Chapter Text
Does the girl know that the girl knows?
Photos taken in secret, hiding behind half-open doors, a letter that shouldn’t be shown to anyone beyond its intended recipient.
It’s hard to tell, sometimes. What she is and isn’t supposed to know. When she is and isn’t supposed to die, hopping back and forth between versions of the same tired old story.
The girl will never grow tired of it, though. Her counterpart might, and she pities him, but a prop harbours its own affection for the actor who interacts with it most, and the girl knows she has more of a chance with this blooming love than the boy.
But one can’t make 1 from 0.
She’s not allowed the spotlight as a protagonist—the only time she gets to catch the audience’s eye is her one moment as a narrative device. An inciting incident, a catalyst to action. The girl is just a prop for her heroine.
The girl loves it all the same. She loves the moments in between, the behind-the-scenes, when the audience isn’t looking but the camera’s film still rolls.
Like the heroine, she too takes pictures, snapshots saved in the camera of her heart. The heroine’s blushing smile, her shyness when the prop treats her as a friend. Poor thing. So obsessed with her perfect, ideal doll, knowing that the doll’s eyes are set on another hero.
What a sad game this is, of eyes looking at things they shouldn’t see and not seeing things even as they’re being looked at.
The prop understands, though. The prop sympathizes with the heroine, hiding out of sight as the heroine hides behind her own closed doors, watching and waiting and wanting.

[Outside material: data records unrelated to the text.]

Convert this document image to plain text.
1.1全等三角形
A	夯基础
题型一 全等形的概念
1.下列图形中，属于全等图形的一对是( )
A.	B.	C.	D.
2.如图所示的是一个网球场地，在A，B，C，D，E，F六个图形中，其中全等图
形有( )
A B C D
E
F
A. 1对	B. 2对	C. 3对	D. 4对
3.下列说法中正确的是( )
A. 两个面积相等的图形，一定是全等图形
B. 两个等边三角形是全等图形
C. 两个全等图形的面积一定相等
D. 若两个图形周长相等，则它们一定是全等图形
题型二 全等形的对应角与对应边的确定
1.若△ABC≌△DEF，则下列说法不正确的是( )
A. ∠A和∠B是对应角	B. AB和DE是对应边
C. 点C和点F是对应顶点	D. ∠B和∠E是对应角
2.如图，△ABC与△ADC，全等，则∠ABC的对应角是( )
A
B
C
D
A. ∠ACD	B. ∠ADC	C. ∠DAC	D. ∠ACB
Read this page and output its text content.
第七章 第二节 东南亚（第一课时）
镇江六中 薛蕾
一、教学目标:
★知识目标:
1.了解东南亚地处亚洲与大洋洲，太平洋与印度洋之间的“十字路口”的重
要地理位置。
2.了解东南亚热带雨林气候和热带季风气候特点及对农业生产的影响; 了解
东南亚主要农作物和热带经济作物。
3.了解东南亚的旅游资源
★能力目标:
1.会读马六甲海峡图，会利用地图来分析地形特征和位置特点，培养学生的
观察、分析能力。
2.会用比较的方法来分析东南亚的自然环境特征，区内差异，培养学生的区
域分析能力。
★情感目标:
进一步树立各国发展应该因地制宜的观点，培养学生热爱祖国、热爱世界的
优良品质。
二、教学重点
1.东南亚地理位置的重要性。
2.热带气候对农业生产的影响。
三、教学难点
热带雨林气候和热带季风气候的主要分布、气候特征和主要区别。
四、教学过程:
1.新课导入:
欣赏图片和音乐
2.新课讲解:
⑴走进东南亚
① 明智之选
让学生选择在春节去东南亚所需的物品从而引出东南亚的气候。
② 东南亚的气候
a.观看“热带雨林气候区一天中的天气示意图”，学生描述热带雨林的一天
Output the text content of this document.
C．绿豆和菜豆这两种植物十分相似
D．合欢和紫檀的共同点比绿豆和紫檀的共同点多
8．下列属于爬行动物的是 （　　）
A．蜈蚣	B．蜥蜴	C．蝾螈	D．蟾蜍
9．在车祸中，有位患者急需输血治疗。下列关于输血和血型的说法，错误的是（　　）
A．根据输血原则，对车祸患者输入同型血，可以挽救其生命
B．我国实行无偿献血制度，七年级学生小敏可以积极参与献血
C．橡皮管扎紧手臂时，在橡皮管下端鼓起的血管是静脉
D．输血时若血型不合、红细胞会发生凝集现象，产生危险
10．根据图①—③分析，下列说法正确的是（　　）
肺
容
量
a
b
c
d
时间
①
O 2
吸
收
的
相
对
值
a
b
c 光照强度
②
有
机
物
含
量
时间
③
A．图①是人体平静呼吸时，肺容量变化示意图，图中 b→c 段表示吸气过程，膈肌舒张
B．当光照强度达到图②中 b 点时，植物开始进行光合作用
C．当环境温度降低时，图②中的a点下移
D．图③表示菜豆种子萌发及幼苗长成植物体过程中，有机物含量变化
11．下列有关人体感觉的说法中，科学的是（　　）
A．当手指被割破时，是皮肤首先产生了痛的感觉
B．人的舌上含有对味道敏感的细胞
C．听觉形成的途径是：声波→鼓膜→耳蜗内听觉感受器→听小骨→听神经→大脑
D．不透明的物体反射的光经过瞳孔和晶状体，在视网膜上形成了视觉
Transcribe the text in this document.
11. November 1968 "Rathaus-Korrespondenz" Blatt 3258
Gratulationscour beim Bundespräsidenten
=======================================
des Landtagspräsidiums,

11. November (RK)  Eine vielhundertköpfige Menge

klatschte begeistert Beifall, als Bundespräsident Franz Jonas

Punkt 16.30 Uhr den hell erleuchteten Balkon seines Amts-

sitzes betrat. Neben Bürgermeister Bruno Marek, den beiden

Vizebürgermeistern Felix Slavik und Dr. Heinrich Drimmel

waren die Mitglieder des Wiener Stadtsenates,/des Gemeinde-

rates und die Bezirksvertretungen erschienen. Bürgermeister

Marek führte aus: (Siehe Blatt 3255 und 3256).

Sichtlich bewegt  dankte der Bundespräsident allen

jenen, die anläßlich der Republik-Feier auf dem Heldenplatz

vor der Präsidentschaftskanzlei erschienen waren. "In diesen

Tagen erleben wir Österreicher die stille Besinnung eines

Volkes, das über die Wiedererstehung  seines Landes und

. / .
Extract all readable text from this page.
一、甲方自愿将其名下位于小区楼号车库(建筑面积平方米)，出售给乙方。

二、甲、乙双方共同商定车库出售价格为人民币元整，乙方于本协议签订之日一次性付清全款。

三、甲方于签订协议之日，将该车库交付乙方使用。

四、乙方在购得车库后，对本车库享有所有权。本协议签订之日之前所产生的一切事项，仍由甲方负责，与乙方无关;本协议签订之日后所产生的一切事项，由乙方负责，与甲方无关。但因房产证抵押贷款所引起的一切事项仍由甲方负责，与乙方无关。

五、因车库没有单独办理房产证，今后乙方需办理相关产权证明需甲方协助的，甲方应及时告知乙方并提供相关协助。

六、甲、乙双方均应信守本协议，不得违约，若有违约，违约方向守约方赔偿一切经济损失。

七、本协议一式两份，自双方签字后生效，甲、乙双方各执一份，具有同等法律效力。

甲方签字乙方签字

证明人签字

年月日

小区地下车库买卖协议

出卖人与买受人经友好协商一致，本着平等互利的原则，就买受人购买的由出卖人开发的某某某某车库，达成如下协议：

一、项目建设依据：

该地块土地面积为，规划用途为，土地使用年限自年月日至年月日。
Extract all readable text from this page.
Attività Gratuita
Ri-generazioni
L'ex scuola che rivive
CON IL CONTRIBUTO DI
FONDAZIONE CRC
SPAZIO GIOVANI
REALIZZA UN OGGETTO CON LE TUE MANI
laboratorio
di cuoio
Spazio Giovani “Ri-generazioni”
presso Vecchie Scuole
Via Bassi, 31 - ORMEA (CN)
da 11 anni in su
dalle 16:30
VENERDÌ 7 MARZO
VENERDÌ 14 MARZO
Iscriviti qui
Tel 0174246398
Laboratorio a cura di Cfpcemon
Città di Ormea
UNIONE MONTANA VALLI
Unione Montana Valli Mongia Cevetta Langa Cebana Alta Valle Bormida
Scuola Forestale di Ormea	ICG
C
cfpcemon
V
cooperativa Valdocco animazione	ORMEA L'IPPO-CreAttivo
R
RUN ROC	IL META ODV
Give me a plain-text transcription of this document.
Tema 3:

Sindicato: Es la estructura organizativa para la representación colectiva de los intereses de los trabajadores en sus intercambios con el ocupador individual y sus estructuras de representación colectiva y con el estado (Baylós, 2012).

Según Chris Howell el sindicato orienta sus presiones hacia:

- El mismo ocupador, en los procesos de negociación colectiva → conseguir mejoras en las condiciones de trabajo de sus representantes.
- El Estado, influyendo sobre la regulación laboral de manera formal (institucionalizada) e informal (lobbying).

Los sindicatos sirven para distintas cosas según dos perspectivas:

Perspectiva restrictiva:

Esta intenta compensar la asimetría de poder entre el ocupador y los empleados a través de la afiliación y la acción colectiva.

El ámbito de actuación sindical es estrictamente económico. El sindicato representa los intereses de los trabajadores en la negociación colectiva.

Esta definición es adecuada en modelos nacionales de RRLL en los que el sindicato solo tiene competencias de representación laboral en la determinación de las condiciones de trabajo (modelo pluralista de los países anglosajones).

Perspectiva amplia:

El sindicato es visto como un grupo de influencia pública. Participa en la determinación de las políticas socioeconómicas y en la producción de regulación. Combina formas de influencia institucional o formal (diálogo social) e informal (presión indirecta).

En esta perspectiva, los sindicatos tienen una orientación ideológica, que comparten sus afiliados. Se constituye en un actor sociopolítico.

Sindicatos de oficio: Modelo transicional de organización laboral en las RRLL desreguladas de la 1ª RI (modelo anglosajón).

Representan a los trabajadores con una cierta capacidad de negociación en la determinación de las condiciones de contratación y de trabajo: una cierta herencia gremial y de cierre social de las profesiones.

Love running in parallel lines. The girl understands; she has less than zero chance at ever catching her heroine’s heart.
And as everyone knows, zero can’t become one.
But for one brilliant, shining moment—
The heroine looks at her and only her.
And the prop is satisfied.
Let its role be fulfilled though its love might never be; every time the spotlight shines on it for that one singular transient moment, she carves love in the heroine’s heart. Like a wound, scabbed-over and scratched open again and again every time it heals.
Maybe one day, the heroine will look at the scar it leaves behind and remember.
But until that impossible day comes, the girl will continue to look at the girl, taking her own photos behind her own half-open doors, another line of love running secretly in parallel until it ends up wrapped tight around her neck like a noose.